Il violino di Auschwitz
Basato su una storia vera, il romanzo racconta di una famiglia travolta dalle leggi razziali. La voce narrante è quella del violino appartenuto alla piccola protagonista che l’ha portato con sé ad Auschwitz. Proprio la sua abilità come suonatrice le ha permesso per un certo periodo di sopravvivere ma il giorno in cui il violino si è rotto anche per Eva Maria non c’è stato scampo.
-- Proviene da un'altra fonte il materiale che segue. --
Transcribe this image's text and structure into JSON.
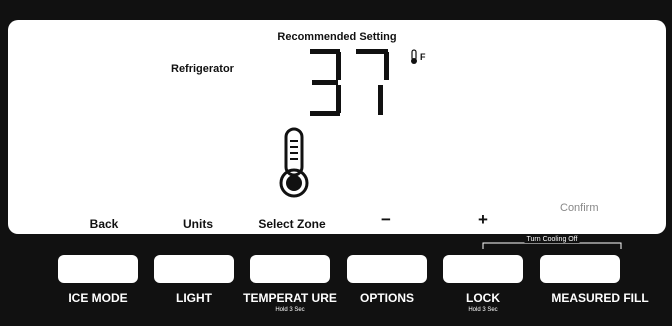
{
  "display": {
    "recommended_label": "Recommended Setting",
    "zone_label": "Refrigerator",
    "temperature_value": "37",
    "temperature_unit": "F",
    "confirm_label": "Confirm",
    "keys": {
      "back": "Back",
      "units": "Units",
      "select_zone": "Select Zone",
      "minus": "−",
      "plus": "+"
    }
  },
  "buttons": [
    {
      "label": "ICE MODE",
      "sub": ""
    },
    {
      "label": "LIGHT",
      "sub": ""
    },
    {
      "label": "TEMPERAT URE",
      "sub": "Hold 3 Sec"
    },
    {
      "label": "OPTIONS",
      "sub": ""
    },
    {
      "label": "LOCK",
      "sub": "Hold 3 Sec"
    },
    {
      "label": "MEASURED FILL",
      "sub": ""
    }
  ],
  "turn_cooling_off_label": "Turn Cooling Off",
  "icons": {
    "thermometer": "thermometer-icon",
    "unit_indicator": "thermometer-small-icon"
  },
  "colors": {
    "panel": "#111111",
    "screen": "#ffffff",
    "text_dark": "#111111",
    "text_muted": "#888888"
  }
}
La libreria volante di Dante
Protagonista dell’albo illustrato è un enorme drago appassionato lettore e desideroso di contatti. Ma come evitare che chi lo incontra si spaventi a morte? Sarà una bimbetta che condivide la sua stessa passione a trovare la soluzione.
Arrivederci tra le stelle
Alex ha undici anni, sta con la madre, chiusa in misteriosi silenzi, il papà è morto quando aveva tre anni e il fratello maggiore vive lontano. Appassionato di astronomia e convinto dell’esistenza di forme di vita intelligenti nello spazio, Alex costruisce un razzo in cui inserire il suo iPod dove registra tutto quello che accade e che gli sembra significativo far loro sapere. Il suo viaggio solitario verso il festival di modellismo spaziale si trasforma in occasione di incontro e, mentre il lancio fallisce, la sua vita cambia radicalmente: insieme a due improbabili compagni di viaggio, conquistati dalla sua ingenuità e dalla sua forza, andrà alla ricerca del padre, scoprirà una sorella e si ritroverà a fare i conti con la malattia della madre mentre il fratello maggiore accetterà finalmente di farsi carico della sua famiglia. Un personaggio indimenticabile per un bel romanzo che intreccia temi difficili, dalla morte alla malattia mentale, ma anche le relazioni e la responsabilità nei confronti degli altri.
Dove ti porta un bus
Manolo proprio non ne può più, i continui trasferimenti a causa del lavoro della madre gli impediscono di farsi delle amicizie e lo costringono a cambiare spesso scuola. In più, questa volta si ritrova in classe Lucilla, in sedia a rotelle, che ha già incontrato alla fermata dello scuolabus e che non può proprio sopportare. Ma un imprevisto lo costringerà a rivedere le sue posizioni.